WeatherNext 2 focuses on numerical weather prediction and has shown strong forecasting accuracy in earlier evaluations. The new Groundsource project extends Google’s AI efforts into disaster prediction by combining language analysis with environmental modelling.
Limitations and potential future applications
Despite the potential benefits, the Groundsource system currently has several technical limitations. The model can identify flood risk only within an area of around 20 square kilometres, meaning it may not capture highly localised conditions.
It is also less precise than some established forecasting systems. For example, the system used by the US National Weather Service integrates local radar data that tracks rainfall in real time. Google’s approach does not currently include this information.

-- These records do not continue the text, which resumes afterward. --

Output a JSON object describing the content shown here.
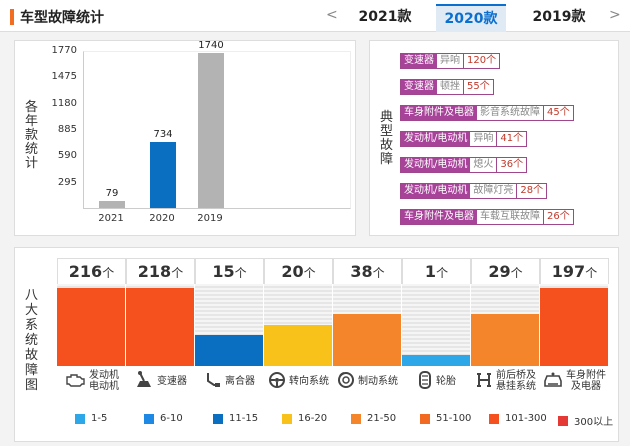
{
  "header": {
    "title": "车型故障统计",
    "prev_arrow": "<",
    "next_arrow": ">",
    "tabs": [
      {
        "label": "2021款",
        "active": false
      },
      {
        "label": "2020款",
        "active": true
      },
      {
        "label": "2019款",
        "active": false
      }
    ]
  },
  "year_chart": {
    "ylabel": "各年款统计",
    "chart_data": {
      "type": "bar",
      "categories": [
        "2021",
        "2020",
        "2019"
      ],
      "values": [
        79,
        734,
        1740
      ],
      "colors": [
        "#b3b3b3",
        "#0a6fc0",
        "#b3b3b3"
      ],
      "yticks": [
        "1770",
        "1475",
        "1180",
        "885",
        "590",
        "295"
      ],
      "ylim": [
        0,
        1770
      ]
    }
  },
  "typical_faults": {
    "label": "典型故障",
    "items": [
      {
        "category": "变速器",
        "desc": "异响",
        "count": "120个"
      },
      {
        "category": "变速器",
        "desc": "顿挫",
        "count": "55个"
      },
      {
        "category": "车身附件及电器",
        "desc": "影音系统故障",
        "count": "45个"
      },
      {
        "category": "发动机/电动机",
        "desc": "异响",
        "count": "41个"
      },
      {
        "category": "发动机/电动机",
        "desc": "熄火",
        "count": "36个"
      },
      {
        "category": "发动机/电动机",
        "desc": "故障灯亮",
        "count": "28个"
      },
      {
        "category": "车身附件及电器",
        "desc": "车载互联故障",
        "count": "26个"
      }
    ]
  },
  "eight_systems": {
    "label": "八大系统故障图",
    "unit": "个",
    "columns": [
      {
        "value": "216",
        "name": "发动机\n电动机",
        "icon": "engine-icon",
        "level": 0.95,
        "color": "#f4511e"
      },
      {
        "value": "218",
        "name": "变速器",
        "icon": "gear-shift-icon",
        "level": 0.95,
        "color": "#f4511e"
      },
      {
        "value": "15",
        "name": "离合器",
        "icon": "clutch-icon",
        "level": 0.38,
        "color": "#0a6fc0"
      },
      {
        "value": "20",
        "name": "转向系统",
        "icon": "steering-wheel-icon",
        "level": 0.5,
        "color": "#f9c21b"
      },
      {
        "value": "38",
        "name": "制动系统",
        "icon": "brake-icon",
        "level": 0.63,
        "color": "#f5852a"
      },
      {
        "value": "1",
        "name": "轮胎",
        "icon": "tire-icon",
        "level": 0.13,
        "color": "#2ea7e8"
      },
      {
        "value": "29",
        "name": "前后桥及\n悬挂系统",
        "icon": "suspension-icon",
        "level": 0.63,
        "color": "#f5852a"
      },
      {
        "value": "197",
        "name": "车身附件\n及电器",
        "icon": "car-body-icon",
        "level": 0.95,
        "color": "#f4511e"
      }
    ],
    "legend": [
      {
        "label": "1-5",
        "color": "#2ea7e8"
      },
      {
        "label": "6-10",
        "color": "#1e88e5"
      },
      {
        "label": "11-15",
        "color": "#0a6fc0"
      },
      {
        "label": "16-20",
        "color": "#f9c21b"
      },
      {
        "label": "21-50",
        "color": "#f5852a"
      },
      {
        "label": "51-100",
        "color": "#f26a21"
      },
      {
        "label": "101-300",
        "color": "#f4511e"
      },
      {
        "label": "300以上",
        "color": "#e53935"
      }
    ]
  }
}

Local radar networks are often unavailable in developing regions, which is partly why Google designed the system to work without them. By relying on widely available weather forecasts and historical reporting, the company hopes the technology can be deployed in areas that lack advanced meteorological infrastructure.
Researchers say the underlying methodology could also extend beyond flood forecasting. Because the system converts written reports into structured environmental data, it may eventually be adapted to study other natural hazards.
Rothenberg said the approach could help forecast events such as heatwaves or mudslides, both of which are difficult to predict using traditional datasets alone.
The technology could demonstrate how language models can contribute to scientific research beyond text generation. By analysing large historical datasets, systems like Gemini may offer new ways to build datasets and improve predictive models for natural disasters.